"Every day, three times per second, we produce the equivalent of the amount of data that the Library of Congress has in its entire print collection, right? But most of it is like cat videos on YouTube or 13-year-olds exchanging text messages about the next Twilight movie."
– Nate Silver, founder and editor in chief of FiveThirtyEight.
So, what do we understand by this? Data, in contemporary times, is produced on a huge scale. The only thing limiting its growth is the storage of it. The sources of data have evolved, the ways have evolved, thanks to IoT and other technologies. This data is beautiful, we can do all kinds of operations on it and fetch insights from it. But the fundamental question is – Is all of this data useful? Do I need to process all of this data? Can I process all of this data? And most importantly, how do I process all of this data?
Let’s understand this with an example – Email Classification.

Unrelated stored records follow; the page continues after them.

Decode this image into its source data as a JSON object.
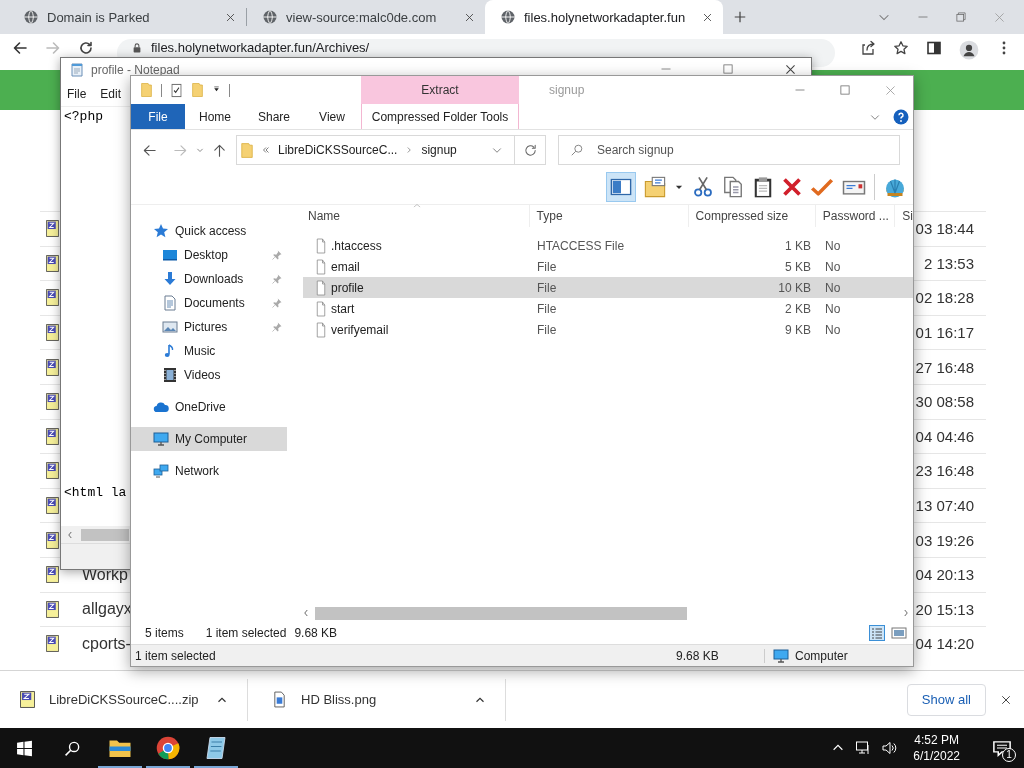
{
  "browser": {
    "tabs": [
      {
        "title": "Domain is Parked",
        "selected": false
      },
      {
        "title": "view-source:malc0de.com",
        "selected": false
      },
      {
        "title": "files.holynetworkadapter.fun",
        "selected": true
      }
    ],
    "address": "files.holynetworkadapter.fun/Archives/",
    "listing": [
      {
        "modified": "03 18:44"
      },
      {
        "modified": "2 13:53"
      },
      {
        "modified": "02 18:28"
      },
      {
        "modified": "01 16:17"
      },
      {
        "modified": "27 16:48"
      },
      {
        "modified": "30 08:58"
      },
      {
        "modified": "04 04:46"
      },
      {
        "modified": "23 16:48"
      },
      {
        "modified": "13 07:40"
      },
      {
        "modified": "03 19:26"
      },
      {
        "name": "Workp",
        "modified": "04 20:13"
      },
      {
        "name": "allgayx",
        "modified": "20 15:13"
      },
      {
        "name": "cports-",
        "modified": "04 14:20"
      }
    ]
  },
  "notepad": {
    "title": "profile - Notepad",
    "menu": [
      "File",
      "Edit"
    ],
    "lines": [
      "<?php",
      "<html la"
    ]
  },
  "explorer": {
    "context_tab": "Extract",
    "title": "signup",
    "ribbon_tabs": [
      {
        "label": "File",
        "kind": "file"
      },
      {
        "label": "Home",
        "kind": "tab"
      },
      {
        "label": "Share",
        "kind": "tab"
      },
      {
        "label": "View",
        "kind": "tab"
      },
      {
        "label": "Compressed Folder Tools",
        "kind": "context"
      }
    ],
    "path": [
      "LibreDiCKSSourceC...",
      "signup"
    ],
    "search_placeholder": "Search signup",
    "nav": [
      {
        "label": "Quick access",
        "kind": "quick",
        "selected": false,
        "children": [
          {
            "label": "Desktop",
            "kind": "desktop",
            "pinned": true,
            "selected": false
          },
          {
            "label": "Downloads",
            "kind": "downloads",
            "pinned": true,
            "selected": false
          },
          {
            "label": "Documents",
            "kind": "documents",
            "pinned": true,
            "selected": false
          },
          {
            "label": "Pictures",
            "kind": "pictures",
            "pinned": true,
            "selected": false
          },
          {
            "label": "Music",
            "kind": "music",
            "pinned": false,
            "selected": false
          },
          {
            "label": "Videos",
            "kind": "videos",
            "pinned": false,
            "selected": false
          }
        ]
      },
      {
        "label": "OneDrive",
        "kind": "onedrive",
        "selected": false
      },
      {
        "label": "My Computer",
        "kind": "computer",
        "selected": true
      },
      {
        "label": "Network",
        "kind": "network",
        "selected": false
      }
    ],
    "columns": [
      "Name",
      "Type",
      "Compressed size",
      "Password ...",
      "Si"
    ],
    "files": [
      {
        "name": ".htaccess",
        "type": "HTACCESS File",
        "size": "1 KB",
        "password": "No",
        "selected": false
      },
      {
        "name": "email",
        "type": "File",
        "size": "5 KB",
        "password": "No",
        "selected": false
      },
      {
        "name": "profile",
        "type": "File",
        "size": "10 KB",
        "password": "No",
        "selected": true
      },
      {
        "name": "start",
        "type": "File",
        "size": "2 KB",
        "password": "No",
        "selected": false
      },
      {
        "name": "verifyemail",
        "type": "File",
        "size": "9 KB",
        "password": "No",
        "selected": false
      }
    ],
    "status": {
      "count": "5 items",
      "selection": "1 item selected",
      "size": "9.68 KB"
    },
    "status_bar": {
      "selection": "1 item selected",
      "size": "9.68 KB",
      "location": "Computer"
    }
  },
  "downloads": {
    "items": [
      {
        "name": "LibreDiCKSSourceC....zip",
        "kind": "zip"
      },
      {
        "name": "HD Bliss.png",
        "kind": "image"
      }
    ],
    "show_all": "Show all"
  },
  "taskbar": {
    "apps": [
      {
        "kind": "explorer",
        "running": true
      },
      {
        "kind": "chrome",
        "running": true
      },
      {
        "kind": "notepad",
        "running": true
      }
    ],
    "time": "4:52 PM",
    "date": "6/1/2022",
    "notifications": "1"
  }
}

We receive a lot of emails regularly, all of these with varying importance. The least important ones are spam emails, in fact, they are unwanted and undesirable. A lot of efforts are made to prevent them from landing in our inbox. Let’s pick up one example from our inbox and contemplate on it for a moment. Each email, apart from the sender and recipient address, contains the subject – which is considered an important factor in deciding if you will open the mail or not – and the body, along with the attached documents. Look at the body of this mail, look at each of these words carefully! What is it that makes us decide if it is spam mail or not? Some special words in the spam mail create a sense of urgency and a few of these in a particular sequence make us decide that it is spam mail. So, let’s break down the body into a list (vector) of words and then understand the pattern in it and the usage of “the special words” in this email.
To achieve this goal, you construct a mathematical representation of each email as a bag-of-words vector. This is a binary vector, where each position corresponds to a specific word from an alphabet. For this email, each entry in the bag-of-words vector is the number of times a corresponding word appears in an email (0 if it does not appear at all). Assume you have constructed a bag-of-words from each email, and as a result, you have a sample of bag-of-words vectors
Hang on for a while and think again. Are all of the words in the email important for the identification of these special words? And what else is needed here?
However, not all words (dimensions) of your list (vectors) are informative for the spam/not spam classification. For instance, words “lottery”, “credit”, “pay” would be better variables/features for spam classification than “dog”, “cat”, “tree”. If each column were to be a word from this vector, sure, we have reduced a lot of dimensions from this data, but we apply more specialized techniques, which we shall be covering in the subsequent sections, for the dimensionality reduction.
We’ve spoken a lot about dimensionality reduction BUT what is “Dimensionality Reduction”?
Dimensionality reduction is simply, the process of reducing the dimension of your feature set. Your feature set could be a dataset with a hundred columns (i.e., features) or it could be an array of points that make up a large sphere in the three-dimensional space. Dimensionality reduction is bringing the number of columns down to say, twenty or converting the sphere to a circle in the two-dimensional space.
What problems do they pose? – The Curse of Dimensionality
Data, that is in higher dimensions generally pose a lot of problems than the data in the lower dimensions, this is what is called the curse of dimensionality. Think of image recognition problem of high-resolution images 1280 × 720 = 921,600 pixels i.e. 921600 dimensions. That is huge! Now you see why the “CURSE”?
As the number of features increases, the number of samples also increases proportionally. The more features we have, the greater number of samples we will need to have all combinations of feature values well represented in our sample.
As the number of features increases, the model becomes more complex. The more the number of features, the more the chances of overfitting. A machine learning model that is trained on a large number of features, gets increasingly dependent on the data it was trained on and in turn overfitted, resulting in poor performance on real data, beating the purpose.
Avoiding overfitting is a major motivation for performing dimensionality reduction. The fewer features our training data has, the lesser assumptions our model makes, and the simpler it will be. But that is not all and dimensionality reduction has a lot more advantages to offer, like
- Fewer misleading data means model accuracy improves.
- Fewer dimensions mean less computing. Less data means that algorithms train faster.
- Fewer data means less storage space required.
- Fewer dimensions allow usage of algorithms unfit for a large number of dimensions
- Removes redundant features and noise.
Methods: Feature Selection and Feature Engineering
Dimensionality reduction could be done by both feature selection methods as well as feature engineering methods.
Feature selection is the process of identifying and selecting relevant features for your sample. Feature engineering is manually generating new features from existing features, by applying some transformation or performing some operation on them.
Feature selection can be done either manually or programmatically. For example, consider you are trying to build a model which predicts people’s weights and you have collected a large corpus of data that describes each person quite thoroughly. If you had a column that described the color of each person’s clothing, would that be much help in predicting their weight? I think we can safely agree it won’t be. This is something we can drop without further ado. What about a column that described their heights? That’s a definite yes. We can make these simple manual feature selections and reduce the dimensionality when the relevance or irrelevance of certain features are obvious or common knowledge. And when it’s not glaringly obvious, there are a lot of tools we could employ to aid our feature selection.